Don’t mistake me. I thoroughly enjoyed it and I’m sure you will too. And yet, and yet – there are things which still trouble me. There are parts of this exhibition trying all too desperately hard to be populist and ‘relevant’. What’s the Alexander McQueen frock all about? Is the Library now measuring itself solely by its success as a tourist attraction rather than the preservation of its intrinsic value as the deepest well of our national memory – our greatest research resource? I begin to fear so. It troubles me that the reception desk is now labelled ‘Box Office’. It troubles me that “a brand new Gothic-inspired product range has also been developed, available in the British Library shop”.
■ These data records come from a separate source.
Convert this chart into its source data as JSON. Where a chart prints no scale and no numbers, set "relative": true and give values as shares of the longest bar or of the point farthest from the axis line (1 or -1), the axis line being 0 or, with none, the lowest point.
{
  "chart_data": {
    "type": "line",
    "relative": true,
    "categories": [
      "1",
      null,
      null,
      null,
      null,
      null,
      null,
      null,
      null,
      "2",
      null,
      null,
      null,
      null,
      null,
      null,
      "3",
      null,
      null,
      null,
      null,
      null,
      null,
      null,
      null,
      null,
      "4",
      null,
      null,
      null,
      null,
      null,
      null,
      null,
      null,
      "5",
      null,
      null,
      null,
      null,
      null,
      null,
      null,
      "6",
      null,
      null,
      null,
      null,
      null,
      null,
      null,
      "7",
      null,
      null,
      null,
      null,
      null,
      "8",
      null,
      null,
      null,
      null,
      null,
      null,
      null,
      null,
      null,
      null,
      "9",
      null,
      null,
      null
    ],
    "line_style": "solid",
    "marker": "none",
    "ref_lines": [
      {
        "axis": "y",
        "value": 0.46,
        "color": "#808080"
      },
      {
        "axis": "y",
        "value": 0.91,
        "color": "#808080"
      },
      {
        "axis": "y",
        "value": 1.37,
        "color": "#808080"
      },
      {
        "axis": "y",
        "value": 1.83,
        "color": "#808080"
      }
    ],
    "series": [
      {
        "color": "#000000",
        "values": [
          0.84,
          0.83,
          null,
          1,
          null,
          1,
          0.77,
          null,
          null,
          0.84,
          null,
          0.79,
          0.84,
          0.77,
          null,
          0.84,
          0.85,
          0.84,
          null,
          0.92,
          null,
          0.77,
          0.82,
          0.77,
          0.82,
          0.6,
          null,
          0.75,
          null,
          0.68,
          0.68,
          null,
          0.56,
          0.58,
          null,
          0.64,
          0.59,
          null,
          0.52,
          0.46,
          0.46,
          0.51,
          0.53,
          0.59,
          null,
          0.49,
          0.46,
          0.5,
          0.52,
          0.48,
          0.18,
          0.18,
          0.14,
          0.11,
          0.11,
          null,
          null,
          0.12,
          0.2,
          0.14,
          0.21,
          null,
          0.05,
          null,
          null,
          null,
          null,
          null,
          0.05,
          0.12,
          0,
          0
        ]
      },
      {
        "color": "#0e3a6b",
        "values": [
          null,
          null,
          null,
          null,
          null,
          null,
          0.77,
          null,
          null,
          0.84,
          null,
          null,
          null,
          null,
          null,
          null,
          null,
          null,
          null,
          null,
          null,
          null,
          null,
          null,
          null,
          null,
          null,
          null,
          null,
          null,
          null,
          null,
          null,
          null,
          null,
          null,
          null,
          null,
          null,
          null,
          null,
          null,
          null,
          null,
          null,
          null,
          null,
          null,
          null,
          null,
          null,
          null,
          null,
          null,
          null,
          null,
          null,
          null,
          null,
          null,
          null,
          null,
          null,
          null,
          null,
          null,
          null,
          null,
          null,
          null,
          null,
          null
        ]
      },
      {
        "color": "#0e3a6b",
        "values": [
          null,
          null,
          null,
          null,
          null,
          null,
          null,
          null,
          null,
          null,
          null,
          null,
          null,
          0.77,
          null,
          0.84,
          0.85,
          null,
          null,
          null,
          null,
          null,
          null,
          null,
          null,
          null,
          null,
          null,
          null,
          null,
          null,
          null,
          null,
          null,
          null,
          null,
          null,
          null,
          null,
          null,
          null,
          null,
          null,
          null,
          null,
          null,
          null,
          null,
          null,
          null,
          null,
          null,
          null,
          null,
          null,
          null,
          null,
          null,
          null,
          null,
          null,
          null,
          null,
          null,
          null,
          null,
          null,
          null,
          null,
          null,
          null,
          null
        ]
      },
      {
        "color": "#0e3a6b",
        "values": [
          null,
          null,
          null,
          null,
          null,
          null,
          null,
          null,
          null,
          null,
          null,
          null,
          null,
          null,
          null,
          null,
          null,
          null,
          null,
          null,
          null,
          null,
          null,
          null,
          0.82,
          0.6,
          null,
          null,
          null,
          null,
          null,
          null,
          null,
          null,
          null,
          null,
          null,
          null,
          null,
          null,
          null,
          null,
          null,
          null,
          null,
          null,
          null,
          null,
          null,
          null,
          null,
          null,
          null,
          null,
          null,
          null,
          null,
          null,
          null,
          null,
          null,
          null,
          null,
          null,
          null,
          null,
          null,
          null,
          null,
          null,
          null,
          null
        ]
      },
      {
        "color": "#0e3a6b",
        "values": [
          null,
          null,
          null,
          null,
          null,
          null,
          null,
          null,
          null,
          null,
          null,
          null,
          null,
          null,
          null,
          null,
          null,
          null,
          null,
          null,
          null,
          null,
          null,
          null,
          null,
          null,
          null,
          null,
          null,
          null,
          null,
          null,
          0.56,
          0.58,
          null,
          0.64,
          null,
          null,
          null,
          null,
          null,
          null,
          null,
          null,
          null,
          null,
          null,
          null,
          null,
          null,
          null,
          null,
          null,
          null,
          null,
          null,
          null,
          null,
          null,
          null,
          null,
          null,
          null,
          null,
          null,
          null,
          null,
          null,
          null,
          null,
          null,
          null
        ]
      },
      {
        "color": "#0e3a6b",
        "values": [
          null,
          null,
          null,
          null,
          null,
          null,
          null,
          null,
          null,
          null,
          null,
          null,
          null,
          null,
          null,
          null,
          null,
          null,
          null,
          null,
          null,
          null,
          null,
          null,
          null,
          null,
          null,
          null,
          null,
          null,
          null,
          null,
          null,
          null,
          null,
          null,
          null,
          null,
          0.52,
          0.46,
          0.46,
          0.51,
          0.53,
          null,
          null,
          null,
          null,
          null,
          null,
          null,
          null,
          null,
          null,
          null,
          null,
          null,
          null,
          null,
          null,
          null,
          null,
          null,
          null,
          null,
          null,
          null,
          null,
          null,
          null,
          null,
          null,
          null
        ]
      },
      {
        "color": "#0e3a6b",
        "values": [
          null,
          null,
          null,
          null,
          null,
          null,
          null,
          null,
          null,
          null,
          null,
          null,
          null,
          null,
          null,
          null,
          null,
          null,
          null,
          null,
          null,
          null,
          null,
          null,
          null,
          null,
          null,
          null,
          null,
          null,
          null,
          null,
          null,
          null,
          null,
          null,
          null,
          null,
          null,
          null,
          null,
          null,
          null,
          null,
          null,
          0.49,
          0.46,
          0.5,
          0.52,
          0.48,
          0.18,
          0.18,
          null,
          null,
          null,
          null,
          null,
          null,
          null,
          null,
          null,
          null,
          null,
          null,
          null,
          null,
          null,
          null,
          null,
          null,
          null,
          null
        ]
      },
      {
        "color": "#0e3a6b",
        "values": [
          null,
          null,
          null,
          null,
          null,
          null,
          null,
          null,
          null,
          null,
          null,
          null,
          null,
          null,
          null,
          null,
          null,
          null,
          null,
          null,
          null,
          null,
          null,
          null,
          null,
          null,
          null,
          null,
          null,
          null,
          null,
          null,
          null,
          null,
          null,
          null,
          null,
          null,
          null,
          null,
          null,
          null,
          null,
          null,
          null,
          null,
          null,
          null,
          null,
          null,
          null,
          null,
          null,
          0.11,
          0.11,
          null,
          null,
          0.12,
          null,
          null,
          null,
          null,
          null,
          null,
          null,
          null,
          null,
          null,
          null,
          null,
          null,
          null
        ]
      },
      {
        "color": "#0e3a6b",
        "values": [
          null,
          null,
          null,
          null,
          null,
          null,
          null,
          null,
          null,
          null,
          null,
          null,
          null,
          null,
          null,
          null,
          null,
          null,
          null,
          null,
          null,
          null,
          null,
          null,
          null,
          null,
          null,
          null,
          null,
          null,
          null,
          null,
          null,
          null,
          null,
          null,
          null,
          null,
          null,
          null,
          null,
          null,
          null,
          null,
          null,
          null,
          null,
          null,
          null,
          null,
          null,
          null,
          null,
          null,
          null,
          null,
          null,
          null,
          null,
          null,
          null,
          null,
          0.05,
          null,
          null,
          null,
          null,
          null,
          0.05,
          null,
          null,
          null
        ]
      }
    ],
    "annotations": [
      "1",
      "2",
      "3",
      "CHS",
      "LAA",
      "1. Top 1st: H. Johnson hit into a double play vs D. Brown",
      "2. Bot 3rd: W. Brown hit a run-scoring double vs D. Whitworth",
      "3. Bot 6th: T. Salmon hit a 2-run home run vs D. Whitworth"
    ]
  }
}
No real harm in any of this and I don’t mind too much, but I can remember a time when the Library bookshop was stocked with works of dense scholarship not findable elsewhere, rather than gift-books and picture-books. I can remember a time when the British Library was run by scholars for scholars (and there were undeniably weaknesses in that arrangement) rather than, as it now so often seems, by marketing men. Is it true that the surviving scholar-curators are becoming marginalised? Are they now valued more for their public relations skills than their scholarship?
Has it become an institution in danger of forgetting what it’s for – that it’s about research and scholarship not show-biz? I hope not, I really hope not – but I fear these blockbuster exhibitions, however excellent in themselves, may yet turn out to be masking some uncomfortable truths behind the scenes.